A study led by Professor of Psychology Pekka Santtila and published in Law and Human Behavior breaks new ground by exploring whether advanced artificial intelligence systems can replicate human jury decision-making. In this experiment, large language models (LLMs)—including GPT-4o, GPT-o1, and Claude 3.5 Sonnet—were asked to act as jurors in sexual assault cases to see whether they could make fair and consistent legal judgments.
The results were interesting. On one hand, LLMs were more consistent and conservative than human jurors, showing less random variation and a higher threshold for finding defendants guilty. On the other hand, they mirrored the same psychological biases that influenced human reasoning. The models, for example, judged White defendants more harshly and showed greater belief in guilt when reports were made sooner, replicating human biases to social and temporal cues.
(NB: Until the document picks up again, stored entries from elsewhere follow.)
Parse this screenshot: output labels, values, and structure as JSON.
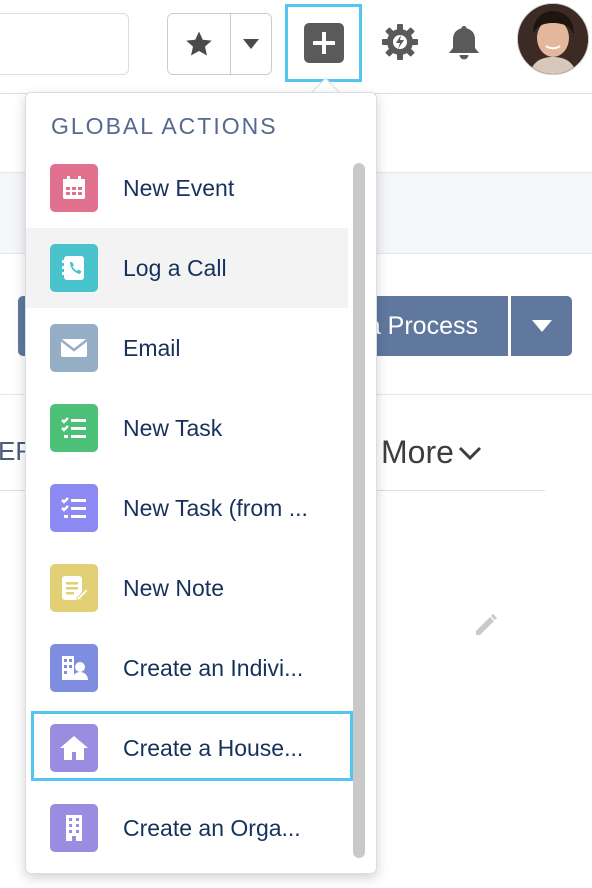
{
  "header": {
    "favorites_icon": "star-icon",
    "favorites_menu_icon": "chevron-down-icon",
    "global_actions_icon": "plus-icon",
    "setup_icon": "gear-icon",
    "notifications_icon": "bell-icon",
    "avatar_icon": "user-avatar"
  },
  "page": {
    "process_button_label": "a Process",
    "tab_fragment": "ER",
    "more_tab_label": "More"
  },
  "global_actions": {
    "title": "GLOBAL ACTIONS",
    "items": [
      {
        "label": "New Event",
        "icon": "calendar-icon",
        "color": "#e0708e"
      },
      {
        "label": "Log a Call",
        "icon": "phone-icon",
        "color": "#48c3cc"
      },
      {
        "label": "Email",
        "icon": "envelope-icon",
        "color": "#95aec5"
      },
      {
        "label": "New Task",
        "icon": "task-list-icon",
        "color": "#4bc076"
      },
      {
        "label": "New Task (from ...",
        "icon": "task-list-icon",
        "color": "#8c89f2"
      },
      {
        "label": "New Note",
        "icon": "note-icon",
        "color": "#e3d076"
      },
      {
        "label": "Create an Indivi...",
        "icon": "person-building-icon",
        "color": "#7f8de1"
      },
      {
        "label": "Create a House...",
        "icon": "house-icon",
        "color": "#9a8ce0"
      },
      {
        "label": "Create an Orga...",
        "icon": "building-icon",
        "color": "#9a8ce0"
      }
    ]
  },
  "colors": {
    "accent_outline": "#52c5f0",
    "brand_button": "#61789e"
  }
}
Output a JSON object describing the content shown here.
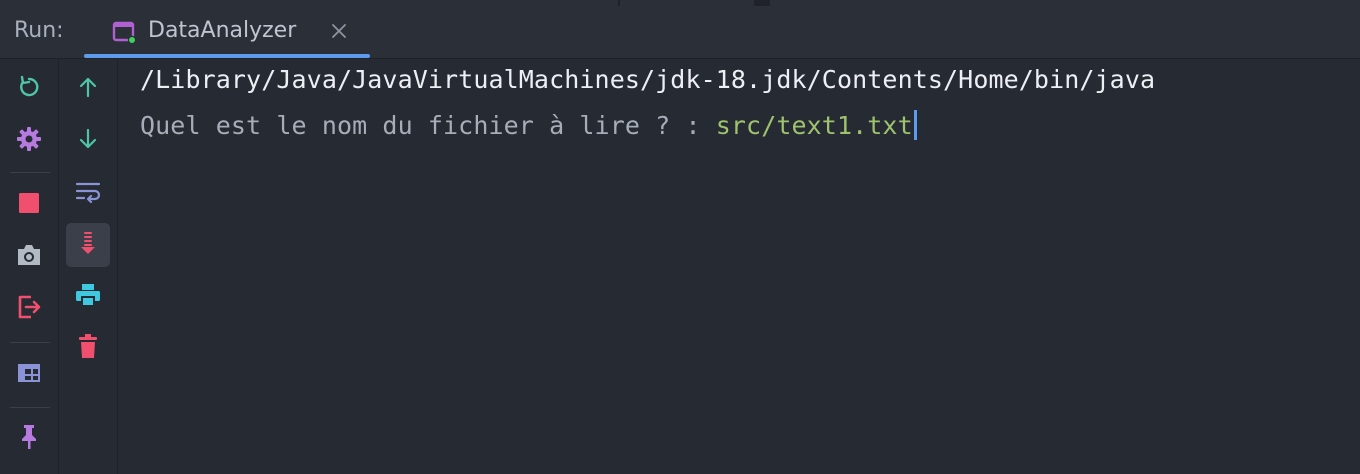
{
  "header": {
    "run_label": "Run:",
    "tab": {
      "title": "DataAnalyzer",
      "icon": "console-window-icon",
      "close_icon": "close-icon"
    }
  },
  "left_toolbar": {
    "items": [
      {
        "name": "rerun-icon",
        "color": "#4fc4a6"
      },
      {
        "name": "gear-icon",
        "color": "#b77be0"
      },
      {
        "name": "stop-icon",
        "color": "#f0506e"
      },
      {
        "name": "camera-icon",
        "color": "#b4bac4"
      },
      {
        "name": "exit-icon",
        "color": "#f0506e"
      },
      {
        "name": "layout-icon",
        "color": "#8a93d6"
      },
      {
        "name": "pin-icon",
        "color": "#b77be0"
      }
    ]
  },
  "second_toolbar": {
    "items": [
      {
        "name": "arrow-up-icon",
        "color": "#4fc4a6"
      },
      {
        "name": "arrow-down-icon",
        "color": "#4fc4a6"
      },
      {
        "name": "soft-wrap-icon",
        "color": "#8a93d6"
      },
      {
        "name": "scroll-to-end-icon",
        "color": "#f0506e",
        "active": true
      },
      {
        "name": "print-icon",
        "color": "#3fc8e0"
      },
      {
        "name": "trash-icon",
        "color": "#f0506e"
      }
    ]
  },
  "console": {
    "line1": "/Library/Java/JavaVirtualMachines/jdk-18.jdk/Contents/Home/bin/java",
    "line2_prompt": "Quel est le nom du fichier à lire ? : ",
    "line2_input": "src/text1.txt"
  },
  "colors": {
    "accent": "#5d9cec",
    "background": "#262a33",
    "input_text": "#9ec26d"
  }
}
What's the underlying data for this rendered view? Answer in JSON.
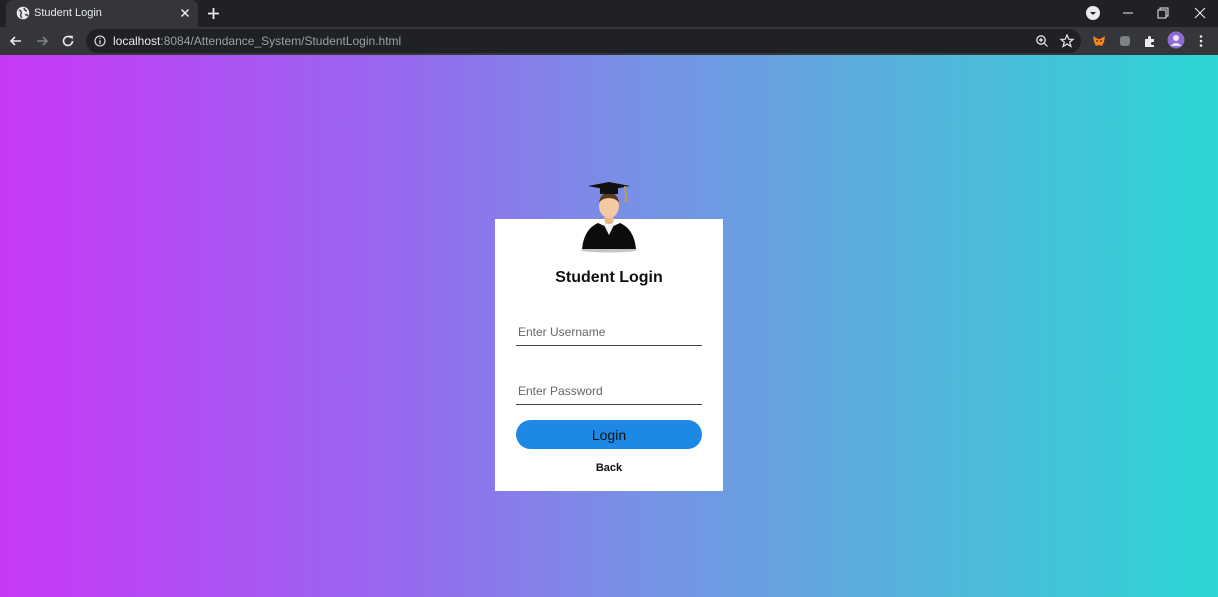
{
  "browser": {
    "tab": {
      "title": "Student Login",
      "favicon": "globe-icon"
    },
    "url": {
      "host": "localhost",
      "path": ":8084/Attendance_System/StudentLogin.html"
    },
    "colors": {
      "tabstrip": "#202124",
      "toolbar": "#35363a"
    }
  },
  "page": {
    "gradient_colors": [
      "#c838f7",
      "#2cd6d4"
    ],
    "login": {
      "title": "Student Login",
      "username_placeholder": "Enter Username",
      "password_placeholder": "Enter Password",
      "login_label": "Login",
      "back_label": "Back",
      "button_color": "#1e88e5",
      "avatar": "graduate-avatar-icon"
    }
  }
}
What makes the study innovative is not only that AI systems were evaluated as decision-makers but that their internal “reasoning” was analyzed using mediation models—the same methods used to understand human bias. This revealed that the LLMs’ judgments followed recognizable cognitive pathways such as stereotype congruence and credibility attribution, suggesting that AI models applied human patterns of thought, including their distortions.
According to Professor Santtila, “This study represents a step toward systematically understanding how AI models ‘reason’ about legal evidence. By treating LLMs as simulated jurors, we can map their implicit biases and benchmark their reasoning processes which may allow human–AI collaboration in the future.”